The new guidelines are based on two different analyses from more than 120 scientific studies pointing toward the sourest true—humans are eating too much sugar. Don’t mistake it for the naturally occurring sugar found in fresh fruits, vegetables, and milk, because there is no reported evidence that shows harmful or adverse effects in consuming these sugars. Most of the sugars consumed today are laced into processed foods and hidden in unsuspecting places, such as ketchup, yogurt, and salad dressing.

"Actually it is very easy to exceed the recommendation of 12 teaspoons," Branca said, "If you think of having maybe a bowl of breakfast cereals in the morning, then maybe you have a can of soda sometime during the day, then you have for dinner a sweetened yogurt, you are already above the 10 percent. You are already at approximately 15 teaspoons."

World Of Sugar
Humans need to start eating less sugar, according to the World Health Organization. Photo courtesy of Shutterstock

The 10 percent or less rule was actually recommended for the first time in 1989 and was further built upon by WHO in collaboration with the Food and Agriculture Organization of the United Nations in 2002. It was only last year when WHO first announced the five percent sugar limit, but countries agreed it was too stringent to follow and doubled it. WHO is still pushing for people to go the next step by limiting it to less than five percent of total calories, but it equals to about 6 teaspoons a day, which is only a fraction of what people are actually eating today.

Years ago, the American Heart Association began recommending 6 teaspoons as the limit for women and 8 as the limit for men because of the health implications. People are living a sedentary lifestyle. Couple that with a poor diet and it’s no wonder why more than one-third of America is obese and at risk for heart disease. People across the globe will have to start paying attention to sugar labels and know what's going in their body if they want a healthier life for themselves and their family.

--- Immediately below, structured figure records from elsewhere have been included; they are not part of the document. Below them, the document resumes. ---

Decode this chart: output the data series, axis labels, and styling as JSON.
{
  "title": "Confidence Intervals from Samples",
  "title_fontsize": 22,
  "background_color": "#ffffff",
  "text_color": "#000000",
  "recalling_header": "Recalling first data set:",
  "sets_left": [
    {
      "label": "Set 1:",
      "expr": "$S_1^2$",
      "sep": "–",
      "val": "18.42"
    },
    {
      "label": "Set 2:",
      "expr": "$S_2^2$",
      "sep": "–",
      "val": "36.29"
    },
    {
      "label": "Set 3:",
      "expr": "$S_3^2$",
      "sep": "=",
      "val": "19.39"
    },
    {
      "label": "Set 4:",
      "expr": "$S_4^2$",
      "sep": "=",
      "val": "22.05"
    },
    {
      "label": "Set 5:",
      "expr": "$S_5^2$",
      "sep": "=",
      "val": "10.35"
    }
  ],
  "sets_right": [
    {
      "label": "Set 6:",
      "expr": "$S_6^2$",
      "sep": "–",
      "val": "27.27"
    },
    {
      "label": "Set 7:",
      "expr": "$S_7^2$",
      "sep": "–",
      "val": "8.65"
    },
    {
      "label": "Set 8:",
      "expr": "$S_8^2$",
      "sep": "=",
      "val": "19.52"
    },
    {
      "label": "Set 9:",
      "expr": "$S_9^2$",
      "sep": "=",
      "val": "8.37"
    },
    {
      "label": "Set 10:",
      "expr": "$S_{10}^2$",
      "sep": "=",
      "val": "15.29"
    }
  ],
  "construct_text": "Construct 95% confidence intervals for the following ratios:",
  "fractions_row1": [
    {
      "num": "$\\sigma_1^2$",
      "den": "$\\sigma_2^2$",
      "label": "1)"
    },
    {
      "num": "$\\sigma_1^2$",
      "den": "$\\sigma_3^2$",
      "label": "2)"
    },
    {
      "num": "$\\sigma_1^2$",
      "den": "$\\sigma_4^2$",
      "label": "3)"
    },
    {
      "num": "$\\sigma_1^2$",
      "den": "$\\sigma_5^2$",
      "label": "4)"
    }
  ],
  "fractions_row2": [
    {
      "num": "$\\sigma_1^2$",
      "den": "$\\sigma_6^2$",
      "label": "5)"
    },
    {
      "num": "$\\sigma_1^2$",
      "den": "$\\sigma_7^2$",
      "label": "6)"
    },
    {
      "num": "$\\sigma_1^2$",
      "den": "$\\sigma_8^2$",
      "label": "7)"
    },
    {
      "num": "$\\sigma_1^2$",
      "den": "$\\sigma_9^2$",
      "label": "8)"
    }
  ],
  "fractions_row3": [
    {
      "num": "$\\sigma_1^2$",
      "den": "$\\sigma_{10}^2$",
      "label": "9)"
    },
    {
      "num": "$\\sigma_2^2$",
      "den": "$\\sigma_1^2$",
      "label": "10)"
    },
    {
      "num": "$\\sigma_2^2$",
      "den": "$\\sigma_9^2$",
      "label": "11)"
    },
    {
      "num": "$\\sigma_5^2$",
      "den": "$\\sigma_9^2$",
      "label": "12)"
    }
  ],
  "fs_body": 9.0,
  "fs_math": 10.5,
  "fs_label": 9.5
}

The typical American, for example, consumes 23 teaspoons of added sugars every single day — that’s an additional 385 calories consumed from sugar alone. If you drink just one 20-ounce can of soda, you’ve already gone over your daily limit and hit 15 teaspoons of sugar, according to the Center for Science in the Public Interest. You’d have to walk for an hour-and-a-half, play basketball for an hour, and bike or run for at least 45 minutes to burn that sugar intake off.

If the world pays attention and tries to follow the guidelines this time, humans have a greater chance at a higher quality and quantity of life — isn’t that sweet enough?